On the other hand, if $$i = j$$, then $$\psi_i \psi_j = \psi_i^2$$ and by part (a), in every irreducible representation of $$G$$, $$\psi_i$$ acts as the scalar 1 or 0 depending on whether $$i = k$$ or $$i \ne k$$. Thus, in all irreducible representations, $$\psi_i^2 - \psi_i$$ acts as zero.
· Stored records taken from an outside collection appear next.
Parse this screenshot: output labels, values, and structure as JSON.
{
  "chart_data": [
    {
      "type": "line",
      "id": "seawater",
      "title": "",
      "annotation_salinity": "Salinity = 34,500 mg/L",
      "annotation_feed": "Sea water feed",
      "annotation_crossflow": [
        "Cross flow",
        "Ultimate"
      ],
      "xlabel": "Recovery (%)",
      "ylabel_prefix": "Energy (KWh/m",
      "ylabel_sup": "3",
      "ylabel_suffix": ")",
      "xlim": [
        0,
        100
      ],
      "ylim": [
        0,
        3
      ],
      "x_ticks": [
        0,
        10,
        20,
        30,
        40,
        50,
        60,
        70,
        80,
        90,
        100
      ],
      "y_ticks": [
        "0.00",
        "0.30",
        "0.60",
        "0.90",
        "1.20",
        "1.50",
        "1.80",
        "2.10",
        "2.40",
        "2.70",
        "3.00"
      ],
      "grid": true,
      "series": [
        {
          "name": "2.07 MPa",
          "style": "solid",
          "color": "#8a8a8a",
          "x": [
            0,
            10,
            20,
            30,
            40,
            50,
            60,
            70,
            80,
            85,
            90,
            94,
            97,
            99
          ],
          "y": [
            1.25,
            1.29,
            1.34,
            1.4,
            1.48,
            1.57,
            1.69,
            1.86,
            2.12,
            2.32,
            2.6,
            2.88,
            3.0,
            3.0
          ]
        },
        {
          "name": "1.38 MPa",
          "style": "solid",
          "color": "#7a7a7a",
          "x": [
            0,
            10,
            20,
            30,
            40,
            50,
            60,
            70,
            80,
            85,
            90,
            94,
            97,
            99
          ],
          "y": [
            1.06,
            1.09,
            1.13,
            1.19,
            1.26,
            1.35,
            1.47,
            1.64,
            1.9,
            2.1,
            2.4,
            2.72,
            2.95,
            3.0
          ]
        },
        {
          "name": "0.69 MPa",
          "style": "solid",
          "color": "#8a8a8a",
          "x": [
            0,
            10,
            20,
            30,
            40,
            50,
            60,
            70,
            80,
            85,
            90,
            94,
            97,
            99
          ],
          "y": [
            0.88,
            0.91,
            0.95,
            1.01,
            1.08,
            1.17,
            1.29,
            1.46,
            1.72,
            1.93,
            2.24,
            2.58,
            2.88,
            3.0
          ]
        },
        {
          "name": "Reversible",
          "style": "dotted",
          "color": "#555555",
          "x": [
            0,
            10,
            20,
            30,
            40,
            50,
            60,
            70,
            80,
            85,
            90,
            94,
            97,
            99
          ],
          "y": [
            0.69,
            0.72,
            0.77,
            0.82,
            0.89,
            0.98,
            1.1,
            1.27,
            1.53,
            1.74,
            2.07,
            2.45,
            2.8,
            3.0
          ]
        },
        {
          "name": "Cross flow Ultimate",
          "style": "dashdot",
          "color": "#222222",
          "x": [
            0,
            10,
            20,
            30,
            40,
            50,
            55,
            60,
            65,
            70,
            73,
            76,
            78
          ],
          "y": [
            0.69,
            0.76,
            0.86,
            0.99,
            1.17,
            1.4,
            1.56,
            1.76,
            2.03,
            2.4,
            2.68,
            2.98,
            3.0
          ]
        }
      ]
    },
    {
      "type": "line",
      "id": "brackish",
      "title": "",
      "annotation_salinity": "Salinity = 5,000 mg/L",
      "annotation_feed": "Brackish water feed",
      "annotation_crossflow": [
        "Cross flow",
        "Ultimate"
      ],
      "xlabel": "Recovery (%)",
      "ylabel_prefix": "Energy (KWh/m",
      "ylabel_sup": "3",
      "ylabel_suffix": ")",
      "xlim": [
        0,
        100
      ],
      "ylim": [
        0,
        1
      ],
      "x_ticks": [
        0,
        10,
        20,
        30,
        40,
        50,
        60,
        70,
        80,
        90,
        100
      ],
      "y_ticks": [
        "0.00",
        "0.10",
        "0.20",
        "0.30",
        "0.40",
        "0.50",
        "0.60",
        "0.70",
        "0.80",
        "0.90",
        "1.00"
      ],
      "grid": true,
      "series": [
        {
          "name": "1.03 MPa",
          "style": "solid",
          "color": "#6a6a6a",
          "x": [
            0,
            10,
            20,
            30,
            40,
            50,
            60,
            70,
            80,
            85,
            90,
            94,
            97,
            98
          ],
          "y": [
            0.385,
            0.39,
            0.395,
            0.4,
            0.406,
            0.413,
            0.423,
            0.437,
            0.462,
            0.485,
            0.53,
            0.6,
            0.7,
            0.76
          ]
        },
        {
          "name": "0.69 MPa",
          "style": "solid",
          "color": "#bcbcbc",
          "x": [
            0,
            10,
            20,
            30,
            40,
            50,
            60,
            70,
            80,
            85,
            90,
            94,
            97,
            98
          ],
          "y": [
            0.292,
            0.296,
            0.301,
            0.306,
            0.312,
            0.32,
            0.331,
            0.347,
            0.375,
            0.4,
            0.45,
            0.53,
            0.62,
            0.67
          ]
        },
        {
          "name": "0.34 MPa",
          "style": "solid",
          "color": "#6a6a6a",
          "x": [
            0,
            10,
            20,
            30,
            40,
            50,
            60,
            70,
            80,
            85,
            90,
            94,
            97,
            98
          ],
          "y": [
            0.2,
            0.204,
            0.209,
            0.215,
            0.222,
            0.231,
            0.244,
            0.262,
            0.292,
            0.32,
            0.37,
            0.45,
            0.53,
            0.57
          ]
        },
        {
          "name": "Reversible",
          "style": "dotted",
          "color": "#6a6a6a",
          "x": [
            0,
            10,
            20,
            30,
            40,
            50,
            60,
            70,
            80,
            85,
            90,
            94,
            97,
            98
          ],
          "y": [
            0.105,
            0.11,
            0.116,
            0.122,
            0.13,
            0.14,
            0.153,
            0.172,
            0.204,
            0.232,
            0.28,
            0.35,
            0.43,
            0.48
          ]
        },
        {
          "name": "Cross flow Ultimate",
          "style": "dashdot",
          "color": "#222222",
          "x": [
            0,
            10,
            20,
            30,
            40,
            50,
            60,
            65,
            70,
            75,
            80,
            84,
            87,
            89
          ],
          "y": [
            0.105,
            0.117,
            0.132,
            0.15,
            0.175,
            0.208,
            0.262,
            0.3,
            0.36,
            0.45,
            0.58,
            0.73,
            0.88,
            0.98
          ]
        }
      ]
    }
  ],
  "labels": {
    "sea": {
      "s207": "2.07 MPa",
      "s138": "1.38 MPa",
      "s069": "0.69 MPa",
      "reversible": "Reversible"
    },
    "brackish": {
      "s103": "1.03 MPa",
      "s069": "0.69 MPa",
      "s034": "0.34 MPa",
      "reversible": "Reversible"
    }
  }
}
Again, by Maschke's theorem, $$\psi_i^2 - \psi_i = 0$$.

Remark: In the proof of Theorem 4.5.4, it appears that the object $$g \otimes (h^*)^{-1}$$ is an abbreviated way of writing $$\rho(g) \otimes (\rho(h)^T)^{-1}$$ where $$\rho$$ is the action for the representation $$\oplus_V V$$. This gave me a lot of headaches trying to figure it out, and perhaps there is some deeper way in which Etingof intended for $$h^*$$ makes sense by itself, but in any case, with this interpretation, the first equality follows from the identity $$(\tr A)(\tr B) = \tr(A \otimes B)$$, and the second equality follows from (I think) the canonical isomorphism between $$V \otimes V^*$$ and $$\End V$$, regarded as $$(\End(V) \otimes \End(V))$$-modules, or alternatively $$(\End V, \End V)$$-bimodules.